From the Embassy we coasted downhill and past a Starbucks, the first western chain store that I had seen in the Middle East. We crawled through the thick traffic of Beirut and into the fashionable Hamra district, where I was planning on staying for my last night in town. Hamra had become the focal point of Beirut during the Civil War because downtown was the scene of so much bloody struggle between the various militias, the various governments, the Syrians, the UN, and the PLO. Nasser dropped me near a place that he had stayed in before and recommended, and we parted with the traditional two air kisses by the other's ears. I was, as with Travolta and Kemal, sad to see him go. As he pulled away, it began to rain and I slogged through the streets of Hamra with no particular purpose in mind.

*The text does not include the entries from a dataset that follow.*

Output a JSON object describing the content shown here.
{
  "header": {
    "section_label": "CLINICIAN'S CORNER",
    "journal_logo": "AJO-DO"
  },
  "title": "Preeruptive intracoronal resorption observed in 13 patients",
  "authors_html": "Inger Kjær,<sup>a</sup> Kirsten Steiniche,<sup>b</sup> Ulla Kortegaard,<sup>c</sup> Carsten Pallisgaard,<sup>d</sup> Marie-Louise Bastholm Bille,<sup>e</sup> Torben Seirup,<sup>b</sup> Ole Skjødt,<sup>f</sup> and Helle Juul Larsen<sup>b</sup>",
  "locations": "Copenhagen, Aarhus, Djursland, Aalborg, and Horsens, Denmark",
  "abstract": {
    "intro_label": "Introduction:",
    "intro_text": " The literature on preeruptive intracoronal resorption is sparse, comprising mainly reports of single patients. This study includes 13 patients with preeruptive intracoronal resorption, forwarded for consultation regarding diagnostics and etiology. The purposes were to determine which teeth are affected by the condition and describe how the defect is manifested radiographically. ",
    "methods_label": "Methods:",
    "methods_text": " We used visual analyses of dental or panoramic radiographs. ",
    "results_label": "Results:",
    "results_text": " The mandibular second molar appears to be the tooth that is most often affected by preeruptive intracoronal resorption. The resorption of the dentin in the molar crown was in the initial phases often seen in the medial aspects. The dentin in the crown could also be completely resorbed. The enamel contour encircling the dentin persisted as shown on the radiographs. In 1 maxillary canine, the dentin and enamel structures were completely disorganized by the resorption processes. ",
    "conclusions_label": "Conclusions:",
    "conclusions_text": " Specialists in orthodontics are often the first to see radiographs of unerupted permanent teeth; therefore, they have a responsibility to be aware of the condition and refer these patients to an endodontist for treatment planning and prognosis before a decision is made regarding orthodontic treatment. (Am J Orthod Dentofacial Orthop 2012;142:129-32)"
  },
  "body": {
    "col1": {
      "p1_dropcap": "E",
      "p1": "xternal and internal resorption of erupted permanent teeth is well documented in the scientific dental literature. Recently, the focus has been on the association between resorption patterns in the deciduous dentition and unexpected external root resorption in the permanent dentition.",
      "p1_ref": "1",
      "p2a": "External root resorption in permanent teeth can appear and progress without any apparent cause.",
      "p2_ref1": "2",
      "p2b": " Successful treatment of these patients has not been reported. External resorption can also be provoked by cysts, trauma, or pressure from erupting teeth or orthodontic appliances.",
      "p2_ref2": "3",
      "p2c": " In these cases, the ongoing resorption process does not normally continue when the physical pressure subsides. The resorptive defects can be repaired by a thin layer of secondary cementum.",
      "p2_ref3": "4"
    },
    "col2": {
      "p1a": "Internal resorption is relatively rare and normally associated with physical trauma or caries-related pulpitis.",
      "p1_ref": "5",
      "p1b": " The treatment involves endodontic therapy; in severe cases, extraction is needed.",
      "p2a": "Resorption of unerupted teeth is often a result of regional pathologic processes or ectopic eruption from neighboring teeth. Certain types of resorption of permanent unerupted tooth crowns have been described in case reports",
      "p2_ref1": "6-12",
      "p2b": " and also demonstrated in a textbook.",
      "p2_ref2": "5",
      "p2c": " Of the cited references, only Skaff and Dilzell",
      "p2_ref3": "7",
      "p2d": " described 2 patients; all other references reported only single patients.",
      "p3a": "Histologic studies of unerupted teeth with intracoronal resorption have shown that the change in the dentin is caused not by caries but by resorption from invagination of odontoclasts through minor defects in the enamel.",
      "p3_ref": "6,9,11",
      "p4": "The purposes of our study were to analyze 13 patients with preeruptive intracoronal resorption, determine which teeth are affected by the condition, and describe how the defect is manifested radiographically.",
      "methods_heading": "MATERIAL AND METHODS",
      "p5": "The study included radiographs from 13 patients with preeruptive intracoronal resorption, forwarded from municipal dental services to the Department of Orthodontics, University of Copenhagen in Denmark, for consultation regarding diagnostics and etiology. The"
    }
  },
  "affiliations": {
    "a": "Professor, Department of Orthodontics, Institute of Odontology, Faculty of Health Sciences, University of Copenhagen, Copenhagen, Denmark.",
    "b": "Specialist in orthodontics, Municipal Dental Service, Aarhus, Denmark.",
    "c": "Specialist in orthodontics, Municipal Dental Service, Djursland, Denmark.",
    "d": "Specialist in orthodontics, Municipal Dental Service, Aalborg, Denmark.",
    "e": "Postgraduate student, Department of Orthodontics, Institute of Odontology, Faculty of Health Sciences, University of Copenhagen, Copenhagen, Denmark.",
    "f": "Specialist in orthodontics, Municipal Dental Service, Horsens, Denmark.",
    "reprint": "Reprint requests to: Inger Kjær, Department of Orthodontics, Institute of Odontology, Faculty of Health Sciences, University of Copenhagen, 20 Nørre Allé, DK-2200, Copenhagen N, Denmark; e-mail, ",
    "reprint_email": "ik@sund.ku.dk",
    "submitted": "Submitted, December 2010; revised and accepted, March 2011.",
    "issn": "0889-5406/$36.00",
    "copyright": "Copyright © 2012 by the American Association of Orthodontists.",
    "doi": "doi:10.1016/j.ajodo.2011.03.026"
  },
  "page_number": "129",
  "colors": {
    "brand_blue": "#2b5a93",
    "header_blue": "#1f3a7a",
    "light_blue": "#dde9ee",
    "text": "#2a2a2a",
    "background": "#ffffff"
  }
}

My guidebook mentioned that a place called the Mayflower was popular with expats and had a nice bar, so after getting thoroughly soaked, I found the hotel and checked in for the rate of $40 a night. Posh and modern, the Mayflower was nice but had little other than cleanliness to recommend it. I would have been just as happy in Tallals. I arranged for a 5 am taxi ride to the airport and then set out to see something of Beirut, now that the rain had stopped. The American University was close by and, not surprisingly, the district had the feel of any other university district in a large US city. I sat in an internet cafe for an hour wading through almost 500 email messages, mostly unimportant, and drinking coffee before walking some more. I returned to the hotel and went down to the pub, but found it mostly empty. Beer was expensive, and they had a very limited menu of food. That was fine with me, as it would give me a chance to get a last shawarma before leaving. All I found was a truly awful lamb one for about three times the price as anywhere else. I bought a few cans of beer from a liquor store and then retired to my room to watch television and think about the future. My trip was over the moment Nasser and I parted ways, I realized. I sipped beer and tried to gain some sort of perspective on the last three weeks, but couldn't find any. At this point, I could have been anywhere in the world, locked up safe and sound in the security of a throughly western hotel, watching satellite television. And so I sipped beer and waited for 5 am to come about.